Wolves run sparks overseas moves for Noah Gunler, Juuso Välimäki
Chicago’s Calder Cup run sent Noah Gunler and Juuso Välimäki to Sweden, stripping two key pieces from a roster that pushed Toronto to Game 5.

Noah Gunler and Juuso Välimäki have both left the Chicago Wolves for the Swedish Hockey League, and the timing hits a club that was still riding the afterglow of a Calder Cup Finals run to Game 5. Gunler is headed to Djurgårdens IF, while Välimäki has signed with Brynäs IF, two departures that cut directly into Chicago’s forward skill and blue-line mobility after the Wolves beat Toronto 4-3 in overtime in Game 4 on June 18 to force the winner-take-all finale.
Gunler’s exit removes one of the Wolves’ most productive and familiar offensive pieces. He finished the regular season with 35 points in 71 games, including 15 goals, 20 assists, four power-play goals and three game-winning goals, then added two goals and five assists in 21 playoff games. Over his last two seasons back in North America, Gunler totaled 61 points in 129 AHL games, a pace that showed real value even if he never fully locked down a top-six role in Chicago. He has spent four of the last five seasons in Chicago, with one Liiga season breaking up that stretch, which makes the move to Djurgården feel like both a reset and a chance at a bigger offensive workload.

For the Wolves, replacing that kind of touch is not a simple matter of sliding the next winger into place. Gunler was part of the young, fast group that helped Chicago reach the Calder Cup Finals, and his production carried into the postseason with seven points across 21 playoff games.
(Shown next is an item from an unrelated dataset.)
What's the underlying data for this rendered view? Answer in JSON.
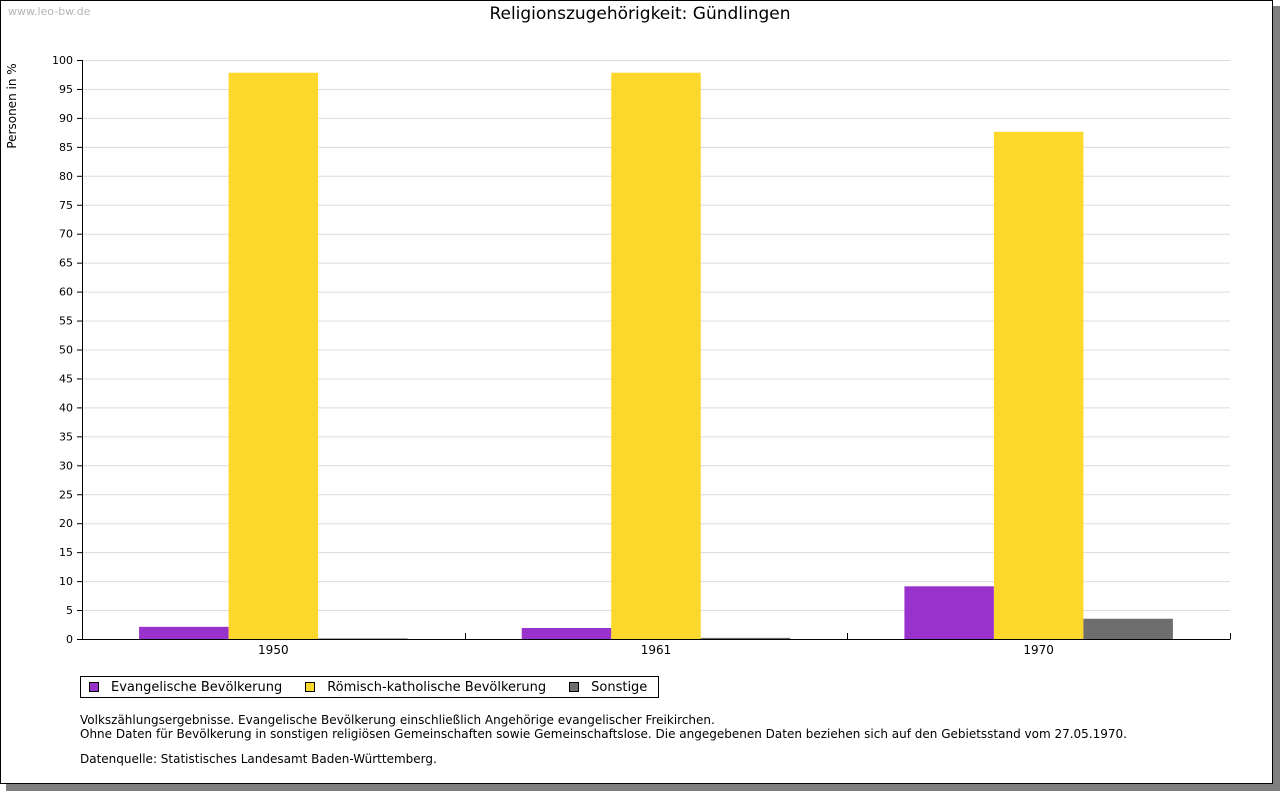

Losing that profile abroad is exactly the kind of offseason turnover that often follows a deep AHL run: the better the season, the more visible the players become to clubs offering bigger roles and cleaner pathways.
Välimäki’s move is just as significant for a Chicago team that benefited from his puck-moving ability down the stretch. The defenseman produced 20 points in 24 regular-season games for the Wolves and added six points in 11 playoff games. The AHL lists him as the Calgary Flames’ first-round pick, 16th overall in 2017, and he arrived in Chicago after Carolina acquired him from Utah on Feb. 24, 2026 and assigned him to the Wolves. Before that, he had logged 59 career AHL games with Tucson and Stockton.
Brynäs said Välimäki signed a two-year contract through the 2027/28 season and described him as a big, skilled defenseman with top-SHL-player potential. Together, the two moves underline how quickly a successful Wolves roster can be mined for European opportunities after a season that ended one win short of the Calder Cup.